On Fri, Jan 09, 2026 at 03:59:00PM +0000, Fuad Tabba wrote: > On Tue, 23 Dec 2025 at 01:22, Mark Brown <[email protected]> wrote:
> > +
> > +#define vcpu_cur_sve_vl(vcpu) (vcpu_in_streaming_mode(vcpu) ? \
> > + vcpu_sme_max_vl(vcpu) :
> > vcpu_sve_max_vl(vcpu))
> nit: This isn't really the current VL, but the current max VL. That
> said, I don't think 'cur_max` is a better name. Maybe a comment or
> something?
It is the current VL for the hypervisor and what we present to
userspace, EL1 can reduce the VL that it sees to something lower if the
hardware supports that but as far as the hypervisor is concerned the VL
is always whatever is configured at EL2. We can obviously infer what
the guest is doing internally but we never really interact with it.
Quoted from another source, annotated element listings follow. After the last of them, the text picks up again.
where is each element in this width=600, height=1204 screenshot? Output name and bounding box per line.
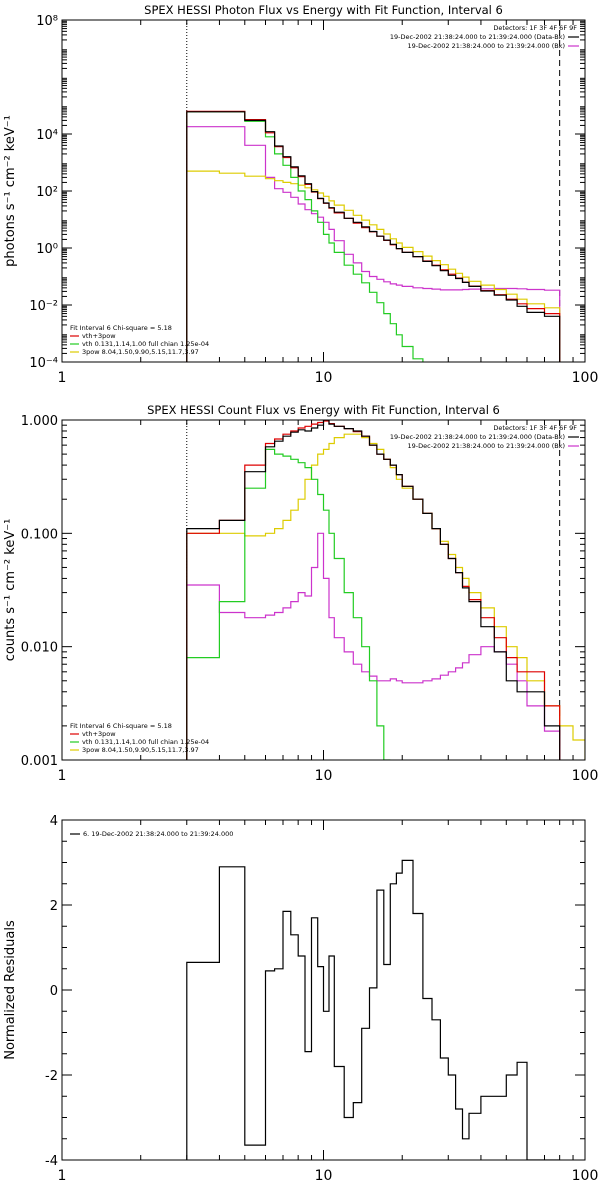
y-tick-label: 10⁰ <box>36 242 58 257</box>
plot-area <box>186 420 585 760</box>
y-tick-label: 0.001 <box>21 754 58 769</box>
plot-frame <box>61 19 586 363</box>
series-vth-3pow <box>186 420 561 760</box>
plot-area <box>186 859 560 1160</box>
series-bk <box>186 126 561 362</box>
y-tick-label: 0.100 <box>21 527 58 542</box>
x-tick-label: 100 <box>572 370 599 386</box>
y-tick-label: 0.010 <box>21 641 58 656</box>
y-tick-label: 4 <box>50 814 58 829</box>
series-3pow <box>186 433 585 760</box>
series-data-bk <box>186 111 561 362</box>
chart-panel-3: Normalized Residuals 1 10 100 -4 -2 0 2 4 6. 19-D… <box>3 814 598 1184</box>
chart-title: SPEX HESSI Photon Flux vs Energy with Fi… <box>144 3 503 17</box>
y-tick-label: 10⁻² <box>29 299 58 314</box>
series-vth-3pow <box>186 110 561 362</box>
y-tick-label: -4 <box>45 1154 58 1169</box>
x-tick-label: 1 <box>58 370 67 386</box>
y-tick-label: -2 <box>45 1069 58 1084</box>
chart-panel-2: SPEX HESSI Count Flux vs Energy with Fit… <box>3 403 598 784</box>
series-3pow <box>186 170 561 362</box>
y-tick-label: 10⁴ <box>36 128 58 143</box>
series-bk <box>186 532 561 760</box>
series-series <box>186 859 560 1160</box>
series-vth <box>186 111 424 362</box>
y-axis-label: photons s⁻¹ cm⁻² keV⁻¹ <box>3 115 18 267</box>
legend-entry-text: 19-Dec-2002 21:38:24.000 to 21:39:24.000… <box>390 433 565 441</box>
legend-entry-text: 19-Dec-2002 21:38:24.000 to 21:39:24.000… <box>408 442 566 450</box>
fit-legend-header: Fit Interval 6 Chi-square = 5.18 <box>70 722 172 730</box>
x-tick-label: 10 <box>315 768 333 784</box>
legend-detectors: Detectors: 1F 3F 4F 6F 9F <box>493 24 577 32</box>
series-data-bk <box>186 420 561 760</box>
plot-area <box>186 110 561 362</box>
legend-entry-text: 6. 19-Dec-2002 21:38:24.000 to 21:39:24.… <box>83 830 233 838</box>
chart-panel-1: SPEX HESSI Photon Flux vs Energy with Fi… <box>3 3 598 386</box>
plot-frame <box>61 819 586 1161</box>
plot-frame <box>61 419 586 761</box>
y-axis-label: Normalized Residuals <box>3 920 18 1060</box>
x-tick-label: 10 <box>315 370 333 386</box>
y-tick-label: 1.000 <box>21 414 58 429</box>
x-tick-label: 100 <box>572 768 599 784</box>
y-tick-label: 10⁻⁴ <box>29 356 58 371</box>
y-tick-label: 10⁸ <box>36 14 58 29</box>
legend-entry-text: 19-Dec-2002 21:38:24.000 to 21:39:24.000… <box>390 33 565 41</box>
legend-detectors: Detectors: 1F 3F 4F 6F 9F <box>493 424 577 432</box>
fit-legend-text: vth 0.131,1.14,1.00 full chian 1.25e-04 <box>82 340 209 348</box>
fit-legend-text: vth+3pow <box>82 730 116 738</box>
x-tick-label: 100 <box>572 1168 599 1184</box>
y-axis-label: counts s⁻¹ cm⁻² keV⁻¹ <box>3 519 18 662</box>
x-tick-label: 1 <box>58 1168 67 1184</box>
fit-legend-header: Fit Interval 6 Chi-square = 5.18 <box>70 324 172 332</box>
x-tick-label: 1 <box>58 768 67 784</box>
series-vth <box>186 448 391 760</box>
y-tick-label: 0 <box>50 984 58 999</box>
x-tick-label: 10 <box>315 1168 333 1184</box>
fit-legend-text: 3pow 8.04,1.50,9.90,5.15,11.7,3.97 <box>82 348 199 356</box>
chart-title: SPEX HESSI Count Flux vs Energy with Fit… <box>147 403 500 417</box>
fit-legend-text: vth 0.131,1.14,1.00 full chian 1.25e-04 <box>82 738 209 746</box>
fit-legend-text: 3pow 8.04,1.50,9.90,5.15,11.7,3.97 <box>82 746 199 754</box>
y-tick-label: 10² <box>36 185 58 200</box>
y-tick-label: 2 <box>50 899 58 914</box>
legend-entry-text: 19-Dec-2002 21:38:24.000 to 21:39:24.000… <box>408 42 566 50</box>
fit-legend-text: vth+3pow <box>82 332 116 340</box>
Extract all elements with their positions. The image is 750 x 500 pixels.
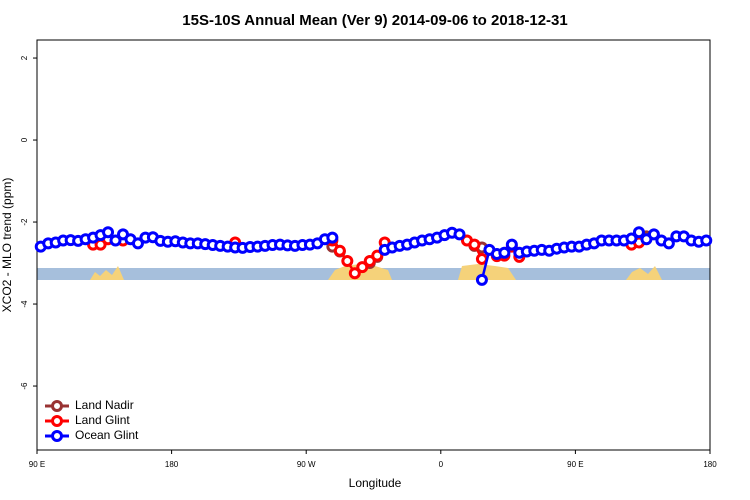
y-tick-label: -2 [20, 218, 29, 226]
x-tick-label: 180 [165, 460, 179, 469]
data-point [102, 226, 115, 239]
x-tick-label: 180 [703, 460, 717, 469]
legend-label: Land Nadir [75, 398, 134, 412]
y-tick-label: 0 [20, 137, 29, 142]
y-tick-label: -6 [20, 382, 29, 390]
data-point [348, 267, 361, 280]
x-tick-label: 90 E [567, 460, 583, 469]
data-point [468, 238, 481, 251]
data-point [505, 238, 518, 251]
legend-marker [51, 415, 63, 427]
legend-marker [51, 430, 63, 442]
land-patch [458, 264, 516, 280]
data-point [625, 232, 638, 245]
legend-label: Ocean Glint [75, 428, 139, 442]
data-point [647, 228, 660, 241]
data-point [453, 228, 466, 241]
data-point [363, 254, 376, 267]
legend-label: Land Glint [75, 413, 130, 427]
y-axis-label: XCO2 - MLO trend (ppm) [0, 178, 14, 313]
data-point [326, 231, 339, 244]
data-point [475, 273, 488, 286]
data-point [356, 261, 369, 274]
data-point [131, 237, 144, 250]
topography [37, 264, 710, 280]
data-point [632, 226, 645, 239]
legend-marker [51, 400, 63, 412]
x-tick-label: 0 [439, 460, 444, 469]
land-patch [626, 266, 662, 280]
data-point [333, 244, 346, 257]
chart-title: 15S-10S Annual Mean (Ver 9) 2014-09-06 t… [182, 12, 567, 29]
data-point [700, 234, 713, 247]
data-point [109, 234, 122, 247]
x-axis-label: Longitude [349, 476, 402, 490]
land-patch [90, 266, 124, 280]
data-point [341, 254, 354, 267]
x-tick-label: 90 E [29, 460, 45, 469]
data-point [371, 249, 384, 262]
y-tick-label: -4 [20, 300, 29, 308]
x-tick-label: 90 W [297, 460, 316, 469]
data-point [498, 246, 511, 259]
data-point [662, 237, 675, 250]
y-tick-label: 2 [20, 55, 29, 60]
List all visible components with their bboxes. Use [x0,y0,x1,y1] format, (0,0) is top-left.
The
existing code doesn't really have a concept of current VL since with SVE
only the hypervisor set VL is always the SVE VL, it often refers to the
maximum VL when it means the VL the hypervisor works with.
> > + if (WARN_ON(vcpu->arch.sve_state || vcpu->arch.sme_state))
> > + return -EINVAL;
> > +
> Can this ever happen? kvm_arm_vcpu_vec_finalized() is checked above,
> and vcpu->arch.{sve,sme}_state are only assigned in
> kvm_vcpu_finalize_vec() immediately before setting the finalized flag.
I don't expect it to, hence why it's a WARN_ON.